In his speech on Tuesday night, President Obama explained that our current economic difficulties resulted when “regulations were gutted for the sake of a quick profit at the expense of a healthy market.” Most likely he’s trying to paint his predecessor as the gutter, even though President Bush spent a significant amount of energy pushing Fannie and Freddie oversight initiatives to no avail (thanks to Messrs. Frank and Dodd in Congress). Really, if one looks, Obama’s idea of the nefarious deregulatory regime was President Clinton’s, along with his aide Larry Summers who served as Treasury Secretary.

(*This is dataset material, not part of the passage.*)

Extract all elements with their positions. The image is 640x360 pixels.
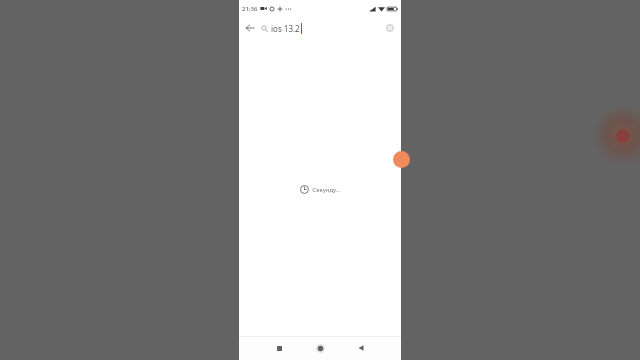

The Clinton administration succeeded in its attempt to deregulate the banking industry with the Gramm-Leach-Bliley Financial Services Modernization Act of 1999. Repealing Glass-Steagall, it opened up competition among banks, securities firms and insurance companies. Despite Mr. Obama’s overtones, it was a good bill; one simply can’t imagine the difficulty Bank of America would have had acquiring Merrill Lynch without it. The larger point is that, in light of the troubling start to our current President’s term and the content of his speech on Tuesday, conservatives’ hopes for the better aspects of the last Democratic president’s record to shine through over the next four to eight years have already started to dim.
As fascinating as it is to say this, I was always something of a Bill Clinton fan. He pushed free trade, NATO expansion, welfare reform and (a lot of the time) smaller government. He was possibly better on trade than either Bush, and while Clinton gets far too much credit for the economic prosperity of the decade (“I don’t know if I can give the private sector THAT much credit…maybe I could give them half that?”), free trade played an important part. As easy as it’s been for media types to throw around Depression-related bilge to strike a chord, we need only look at the facts to determine that closing up international trade links during a recession can only hurt our medium and long-term recovery prospects.

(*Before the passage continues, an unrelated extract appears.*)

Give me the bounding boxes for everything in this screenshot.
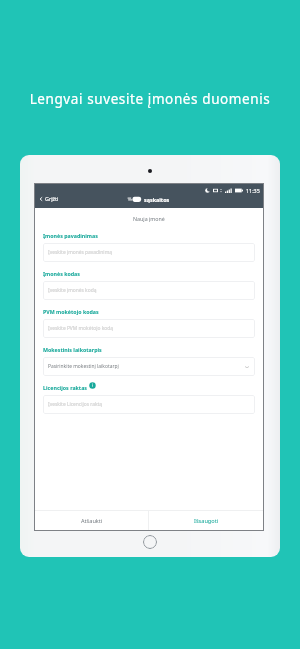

NATO expansion is not much of an issue anymore, but it represented the more responsible aspects of Clinton’s foreign policy. Perhaps Mr. Obama can carve out his own niche by following through on Central European missile defense. Clinton’s welfare reform was the most significant and successful social policy reform of a generation. Affecting incentives the wrong way this time around when dealing with the struggling housing market would be an enormous step back. And whether or not Mr. Clinton truly believed in it, it’s remarkable to think of a Democrat simply telling us that limited government, as a matter of philosophy, is a respectable answer.

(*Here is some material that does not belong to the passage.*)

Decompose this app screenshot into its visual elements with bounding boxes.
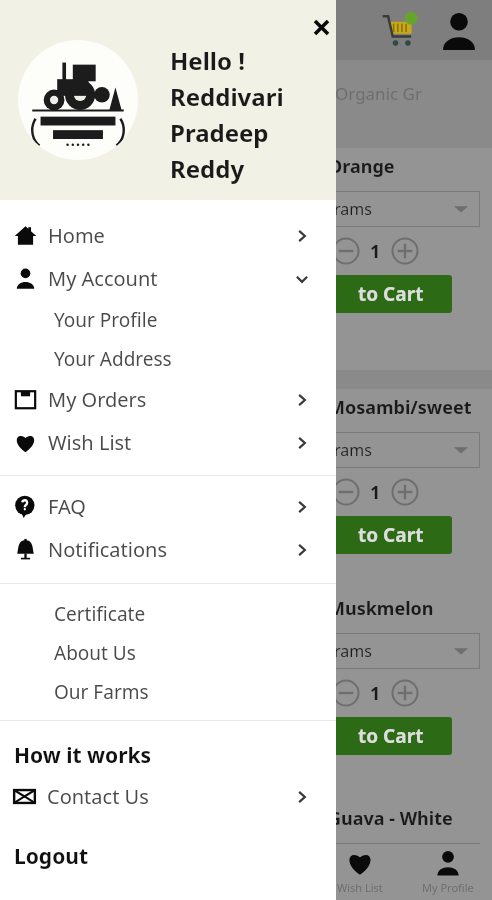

One of our readers and former high school classmates argued throughout the campaign season that Obama’s anti-trade, big government rhetoric was mere posturing. Excuse me if we were uncomfortable with the idea of relying upon a candidate’s dishonesty for our economic salvation. The same goes for Iraq, security and comprehensive tax policy. If Bill Clinton was a moderate who sometimes talked like a liberal, I’m afraid that Obama and his advisors are liberals talking like moderates. And then sometimes, like on Tuesday, Obama talks like a liberal. That’s okay if it’s a lie, as long as the markets don’t react too poorly to diminished future expectations.
Given the recent stimulus bill and the mortgage cram down legislation working its way through Congress, how soon can we realistically expect those things we actually liked about the Clinton years to make their way back into the Democratic fold?